A partida começou com Heide muito afiado no saque, sem perder um único ponto em seus quatro primeiros games de serviço. Mas bastou uma oscilação do paulista para Wawrinka se aproveitar. No décimo game, o suíço esticou alguns pontos e contou com erros do adversário para pressionar, e Heide, justo quando não podia, perdeu seus primeiros pontos de saque. Encarou 15/40 e foi quebrado no segundo break point, cedendo o primeiro set.
O segundo set seguiu na mesma toada, com os sacadores prevalecendo sem grandes sustos. O momento mais tenso aconteceu no sétimo game, quando Wawrinka enfrentou três break points seguidos e salvou todos.
Sem novas chances de quebra, a definição foi para o tiebreak, e mais uma vez foi o suíço quem cresceu na hora certa. Com um mini-break logo de cara, abriu 2 a 0. Heide, porém, viu a situação piorar ainda mais, ficando para trás por 1 a 4, antes de embalar seis pontos seguidos e fechar o desempate em 7 a 4, equilibrando a partida em um set para cada lado.
Desgastado, Wawrinka perdeu rendimento no terceiro set e passou a enfrentar mais dificuldade em quadra. No sexto game, escapou de perder o saque numa disputa longa, salvando quatro break points. A definição veio no décimo game: pressionado por Heide, o suíço salvou um match point, mas não o segundo.
A despedida de Wawrinka
Foi o primeiro confronto profissional entre os dois tenistas. E teve a companhia de Gustavo Kuerten: o ex-número 1 do mundo acompanhou o jogo à beira da quadra e incentivou o compatriota, que também registrou seis aces de Heide contra 13 de Wawrinka, autor de 76% de aproveitamento nos pontos com o primeiro serviço, colocado em quadra em 87% das vezes.

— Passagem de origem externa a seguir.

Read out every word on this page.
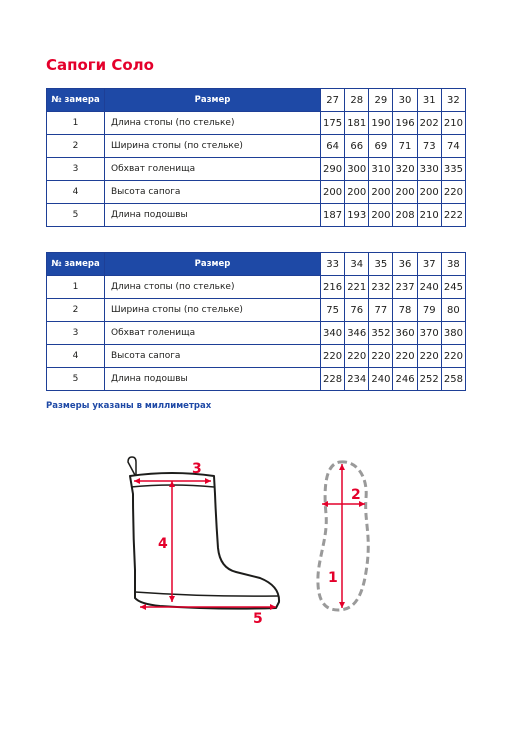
Сапоги Соло
№ замера	Размер	27	28	29	30	31	32
1	Длина стопы (по стельке)	175	181	190	196	202	210
2	Ширина стопы (по стельке)	64	66	69	71	73	74
3	Обхват голенища	290	300	310	320	330	335
4	Высота сапога	200	200	200	200	200	220
5	Длина подошвы	187	193	200	208	210	222
№ замера	Размер	33	34	35	36	37	38
1	Длина стопы (по стельке)	216	221	232	237	240	245
2	Ширина стопы (по стельке)	75	76	77	78	79	80
3	Обхват голенища	340	346	352	360	370	380
4	Высота сапога	220	220	220	220	220	220
5	Длина подошвы	228	234	240	246	252	258

Размеры указаны в миллиметрах

3
4
5
2
1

A vitória de Heide fecha, de forma simbólica, mais um capítulo na trajetória de Wawrinka. Aos 41 anos, o suíço já havia anunciado nas redes sociais que 2026 seria sua última temporada como profissional, e o confronto no Rio marcou sua despedida da Copa Davis, torneio que ergueu pela Suíça em 2014 ao lado de Roger Federer, com quem também foi campeão olímpico de duplas em Pequim 2008. Ex-número 3 do mundo, Wawrinka soma três títulos de Grand Slam na carreira: Australian Open de 2014, sobre Rafael Nadal, Roland Garros de 2015 e US Open de 2016, esses dois últimos diante de Novak Djokovic.
Sábado decisivo
No sábado, o Brasil terá três chances de fechar a série em casa. O primeiro jogo será de duplas, com os gaúchos Rafael Matos e Orlando Luz encarando Dominic Stricker e Jakub Paul. Na sequência, Fonseca e Wawrinka fazem o duelo dos números 1 das equipes e, se necessário, Heide e Stricker decidem o confronto no quinto e último jogo.
Uma vitória brasileira em qualquer um dos três jogos garante ao país a vaga na primeira rodada dos Qualifiers da Copa Davis de 2027. O confronto marca o retorno da competição ao Brasil depois de três anos e é apenas o terceiro encontro da história entre as seleções: o mais recente havia sido em 1992, em Genebra, quando os suíços venceram por 5 a 0 jogando em casa.